Thursday, March 21, 2013

Zombie Days

       If it's not the harrowing 9-5 in creme colored corners and whirring water dispensers, it's the two or three or four hours doing whatever it is you're doing.  When you have but only a few moments of genuine bursts of laughter, but end the night in some sort of trance, without the desire or concern for much anything besides your own comfort, it negates the laughter.  Almost makes the gladness, dew drops of it sprinkled throughout an uneventful day, dissipate entirely as if they never happened, or if they had, become undeserved, bitterly stolen or accidentally dealt and then quickly taken away.

       This isn't apathy.  I know apathy.  I have wandered in the vast deserts of Apathy, and this is not apathy.

       This is life.  Worry.  Unmet expectations.  A lack of vulnerability.  The hermit that never left its shell, but remained warm and tired in the dark thin walls of a familiar casting with cracks.  Why do I always speak in pictures and metaphors?  It's become a language to me; leaving me slightly confused at those who do not speak the same way.

       I just burned my forefinger on a hot glass cylinder (about an inch in diameter, 4 inches tall); after having smothered out my candle by placing a book over the top to suffocate the heat (if you have read previous entries I made the mistake of trying to blow out the candle once, resulting in hot melted wax splattering my unexpected cheeks), the book, for some reason, stuck to the top of the cylinder this time around.  I, all too quickly, used my left forefinger and thumb to grab the tall glass candle (with my right hand holding the book) to pull them away from one another, and did not think the glass would be so searingly painful to touch.  Pain. My fingers are still throbbing, sensitive to the touch, like a million microscopic needles pushing their way into my defenseless skin.  I did, however, realize an important....or maybe not important, but definitely helpful understanding that pain does not usually instigate anger in me.  I am not angry that my finger is in terrible pain, (although I am angry at my slight stupidity), in fact it humors me.  I feel sadness too.  Sad that it hurts when I touch it, because it takes away some of my comfort, but to recognize this brings me happiness too.  I'm ALIVE!  I can feel pain!  Ow.  Every time I touch it, it hurts.  I recoil for a second, then smile.  Recoil/sad then smirk and smile.

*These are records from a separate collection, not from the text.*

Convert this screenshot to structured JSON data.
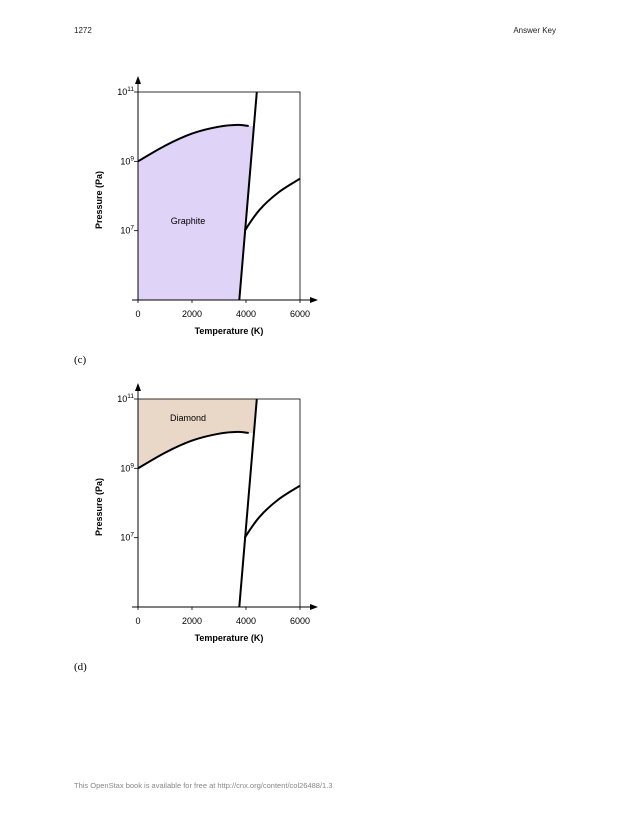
{
  "header": {
    "page_number": "1272",
    "section": "Answer Key"
  },
  "footer": {
    "text": "This OpenStax book is available for free at http://cnx.org/content/col26488/1.3"
  },
  "colors": {
    "graphite_fill": "#dfd3f7",
    "diamond_fill": "#e9d8c8",
    "line": "#000000"
  },
  "chart_data": [
    {
      "type": "area",
      "caption": "(c)",
      "region_label": "Graphite",
      "highlight": "graphite",
      "xlabel": "Temperature (K)",
      "ylabel": "Pressure (Pa)",
      "xlim": [
        0,
        6000
      ],
      "ylim_log10": [
        5,
        11
      ],
      "y_scale": "log",
      "x_ticks": [
        "0",
        "2000",
        "4000",
        "6000"
      ],
      "y_ticks": [
        {
          "base": "10",
          "exp": "11",
          "log": 11
        },
        {
          "base": "10",
          "exp": "9",
          "log": 9
        },
        {
          "base": "10",
          "exp": "7",
          "log": 7
        }
      ],
      "curves": {
        "graphite_diamond": [
          [
            0,
            9.0
          ],
          [
            1000,
            9.45
          ],
          [
            2000,
            9.8
          ],
          [
            3000,
            10.0
          ],
          [
            3700,
            10.05
          ],
          [
            4100,
            10.02
          ]
        ],
        "melting": [
          [
            3750,
            5.0
          ],
          [
            4400,
            11.0
          ]
        ],
        "vapor": [
          [
            3950,
            7.0
          ],
          [
            4500,
            7.6
          ],
          [
            5200,
            8.1
          ],
          [
            6000,
            8.5
          ]
        ]
      }
    },
    {
      "type": "area",
      "caption": "(d)",
      "region_label": "Diamond",
      "highlight": "diamond",
      "xlabel": "Temperature (K)",
      "ylabel": "Pressure (Pa)",
      "xlim": [
        0,
        6000
      ],
      "ylim_log10": [
        5,
        11
      ],
      "y_scale": "log",
      "x_ticks": [
        "0",
        "2000",
        "4000",
        "6000"
      ],
      "y_ticks": [
        {
          "base": "10",
          "exp": "11",
          "log": 11
        },
        {
          "base": "10",
          "exp": "9",
          "log": 9
        },
        {
          "base": "10",
          "exp": "7",
          "log": 7
        }
      ],
      "curves": {
        "graphite_diamond": [
          [
            0,
            9.0
          ],
          [
            1000,
            9.45
          ],
          [
            2000,
            9.8
          ],
          [
            3000,
            10.0
          ],
          [
            3700,
            10.05
          ],
          [
            4100,
            10.02
          ]
        ],
        "melting": [
          [
            3750,
            5.0
          ],
          [
            4400,
            11.0
          ]
        ],
        "vapor": [
          [
            3950,
            7.0
          ],
          [
            4500,
            7.6
          ],
          [
            5200,
            8.1
          ],
          [
            6000,
            8.5
          ]
        ]
      }
    }
  ]
}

       There must be levels for every emotion.  Love, Fear, Joy, Sadness, etc.  I know I'm on to something, but these four walls called "bedroom" do little to foster my thoughts.  I can't think, or I can think, but I don't want to.  This feels heavy, too heavy for now.  I want to relish the light humor of my searing pain from the candle incident.  I want to stay distracted...which now just makes me sad.

       I will continue then, to find some resolve.

       Funny people know when to laugh and when to keep a straight face.  I'm still learning the craft of being funny, because I do think I'm pretty funny, but I laugh too easily/eagerly.

This isn't working.  I'm going to go read.  I have 2 books on loan that need to be returned before I writhe in inconsiderate-ness.